Photo of Barbara PocockBarbara Pocock (SA, Australian Greens) Share this | Hansard source

I move:

That the Senate takes note of the document.

I will also be referring to the government response on the final report of the Finance and Public Administration References Committee's Inquiry into the Management and Assurance of Integrity by Consulting Services. I want to thank colleagues, particularly Senators Colbeck and O'Neill, for their work on these inquiries. It was a big job, and we worked very collectively and cooperatively on it. It is rare that you see tripartisan recommendations in this place on such a large body of work, which makes Labor's incredibly woeful response to the two consultant inquiry recommendations, to me, all the more disappointing.

Australians are tired of seeing the same story play out over and over again.
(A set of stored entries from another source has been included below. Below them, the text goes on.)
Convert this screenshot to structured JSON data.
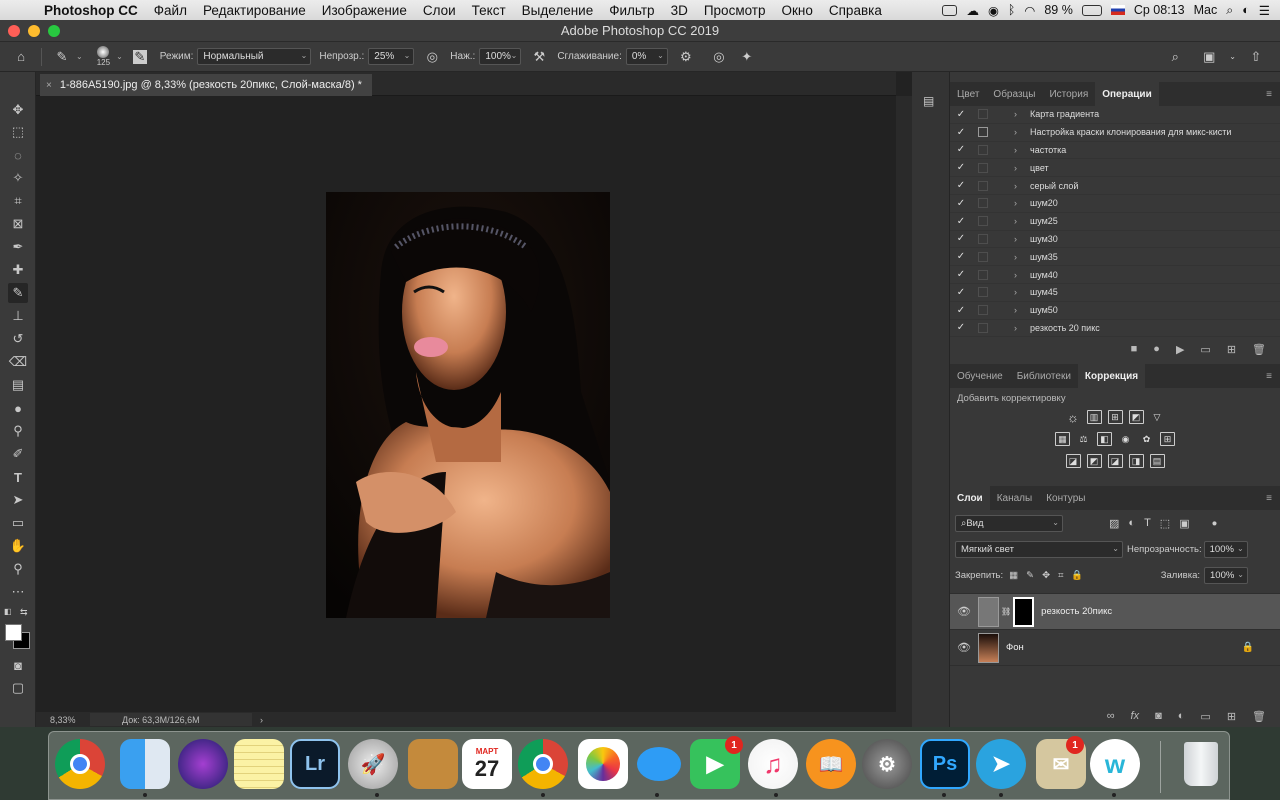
{
  "menubar": {
    "app": "Photoshop CC",
    "items": [
      "Файл",
      "Редактирование",
      "Изображение",
      "Слои",
      "Текст",
      "Выделение",
      "Фильтр",
      "3D",
      "Просмотр",
      "Окно",
      "Справка"
    ],
    "battery": "89 %",
    "clock": "Ср 08:13",
    "user": "Mac"
  },
  "window": {
    "title": "Adobe Photoshop CC 2019"
  },
  "options": {
    "brush_size": "125",
    "mode_label": "Режим:",
    "mode_value": "Нормальный",
    "opacity_label": "Непрозр.:",
    "opacity_value": "25%",
    "pressure_label": "Наж.:",
    "pressure_value": "100%",
    "smoothing_label": "Сглаживание:",
    "smoothing_value": "0%"
  },
  "document": {
    "tab_title": "1-886A5190.jpg @ 8,33% (резкость 20пикс, Слой-маска/8) *",
    "zoom": "8,33%",
    "doc_info": "Док: 63,3M/126,6M"
  },
  "panels": {
    "top_tabs": [
      "Цвет",
      "Образцы",
      "История",
      "Операции"
    ],
    "actions": [
      "Карта градиента",
      "Настройка краски клонирования для микс-кисти",
      "частотка",
      "цвет",
      "серый слой",
      "шум20",
      "шум25",
      "шум30",
      "шум35",
      "шум40",
      "шум45",
      "шум50",
      "резкость 20 пикс"
    ],
    "mid_tabs": [
      "Обучение",
      "Библиотеки",
      "Коррекция"
    ],
    "add_adjustment": "Добавить корректировку",
    "layer_tabs": [
      "Слои",
      "Каналы",
      "Контуры"
    ],
    "filter_value": "Вид",
    "blend_mode": "Мягкий свет",
    "opacity_label": "Непрозрачность:",
    "opacity_value": "100%",
    "lock_label": "Закрепить:",
    "fill_label": "Заливка:",
    "fill_value": "100%",
    "layers": [
      {
        "name": "резкость 20пикс"
      },
      {
        "name": "Фон"
      }
    ]
  },
  "dock": {
    "apps": [
      "chrome-icon",
      "finder-icon",
      "siri-icon",
      "notes-icon",
      "lightroom-icon",
      "launchpad-icon",
      "contacts-icon",
      "calendar-icon",
      "chrome-icon",
      "photos-icon",
      "messages-icon",
      "facetime-icon",
      "itunes-icon",
      "books-icon",
      "system-preferences-icon",
      "photoshop-icon",
      "telegram-icon",
      "mail-icon",
      "app-w-icon",
      "trash-icon"
    ],
    "lr_label": "Lr",
    "ps_label": "Ps",
    "calendar_month": "МАРТ",
    "calendar_day": "27",
    "badge_facetime": "1",
    "badge_mail": "1"
  },
  "colors": {
    "accent": "#e0261f",
    "panel_bg": "#383838",
    "canvas_bg": "#222222"
  }
}
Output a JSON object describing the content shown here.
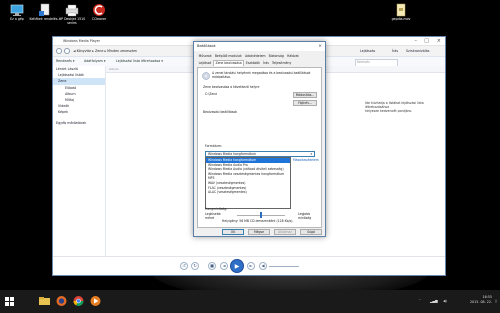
{
  "desktop": {
    "icons": [
      {
        "label": "Ez a gép"
      },
      {
        "label": "Kellékek rendelés..."
      },
      {
        "label": "HP Deskjet 1510 series"
      },
      {
        "label": "CCleaner"
      },
      {
        "label": "gepdia.mov"
      }
    ]
  },
  "wmp": {
    "title": "Windows Media Player",
    "breadcrumb": "◄ Könyvtár ▸ Zene ▸ Minden zeneszám",
    "tabs": [
      "Lejátszás",
      "Írás",
      "Szinkronizálás"
    ],
    "toolbar": [
      "Rendezés ▾",
      "Adatfolyam ▾",
      "Lejátszási lista létrehozása ▾"
    ],
    "search_placeholder": "Keresés",
    "sidebar": [
      "Lénárt László",
      "Lejátszási listák",
      "Zene",
      "Előadó",
      "Album",
      "Műfaj",
      "Videók",
      "Képek",
      "Egyéb médiatárak"
    ],
    "columns": [
      "Album"
    ],
    "hint": "Ide húzhatja a listákat lejátszási lista létrehozásához",
    "hint2": "helyezze kedvencét pontjára."
  },
  "dialog": {
    "title": "Beállítások",
    "tabs_row1": [
      "Műsorok",
      "Beépülő modulok",
      "Adatvédelem",
      "Biztonság",
      "Hálózat"
    ],
    "tabs_row2": [
      "Lejátszó",
      "Zene beolvasása",
      "Eszközök",
      "Írás",
      "Teljesítmény"
    ],
    "active_tab": "Zene beolvasása",
    "desc": "A zenei tárolási helyének megadása és a beolvasási beállítások módosítása.",
    "location_group": "Zene beolvasása a következő helyre",
    "location_path": "C:\\Zene",
    "change_button": "Módosítás...",
    "filename_button": "Fájlnév...",
    "settings_group": "Beolvasási beállítások",
    "format_label": "Formátum:",
    "format_selected": "Windows Media hangformátum",
    "format_options": [
      "Windows Media hangformátum",
      "Windows Media Audio Pro",
      "Windows Media Audio (változó átviteli sebesség)",
      "Windows Media veszteségmentes hangformátum",
      "MP3",
      "WAV (veszteségmentes)",
      "FLAC (veszteségmentes)",
      "ALAC (veszteségmentes)"
    ],
    "copy_link": "Másolásvédelem",
    "quality_label": "Hangminőség:",
    "quality_min": "Legkisebb méret",
    "quality_max": "Legjobb minőség",
    "quality_info": "Helyigény: 56 MB CD-lemezenként (128 Kb/s).",
    "quality_fraction": 0.5,
    "ok": "OK",
    "cancel": "Mégse",
    "apply": "Alkalmaz",
    "help": "Súgó"
  },
  "taskbar": {
    "time": "16:55",
    "date": "2015. 08. 22.",
    "tray_lang": "HUN"
  }
}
First, there's a massive scandal. In this case, it's PwC deliberately monetising confidential Treasury information. We cannot forget that this was one of the most shocking breaches of public trust in recent memory. PwC made millions of dollars in fees, and staff gloated in internal emails about their success. Next, an inquiry is announced and evidence is gathered. Between the two inquiries, we held 22 public hearings and received 144 submissions. Australians paid attention. We unearthed a tidal wave of malpractice, poor governance and structural failures. We asked serious questions about integrity, influence and the hollowing out of the public sector. Our reports were issued, with clear road maps for how reform needed to unfold. Between them, the two inquiries made 52 evidence-based recommendations, which were agreed by Labor, the Liberals and Greens. Then, just when the public expects decisive action, the government shrugs. It issues a short response and quietly moves on. That is not accountability. It is not leadership, and it is not good enough.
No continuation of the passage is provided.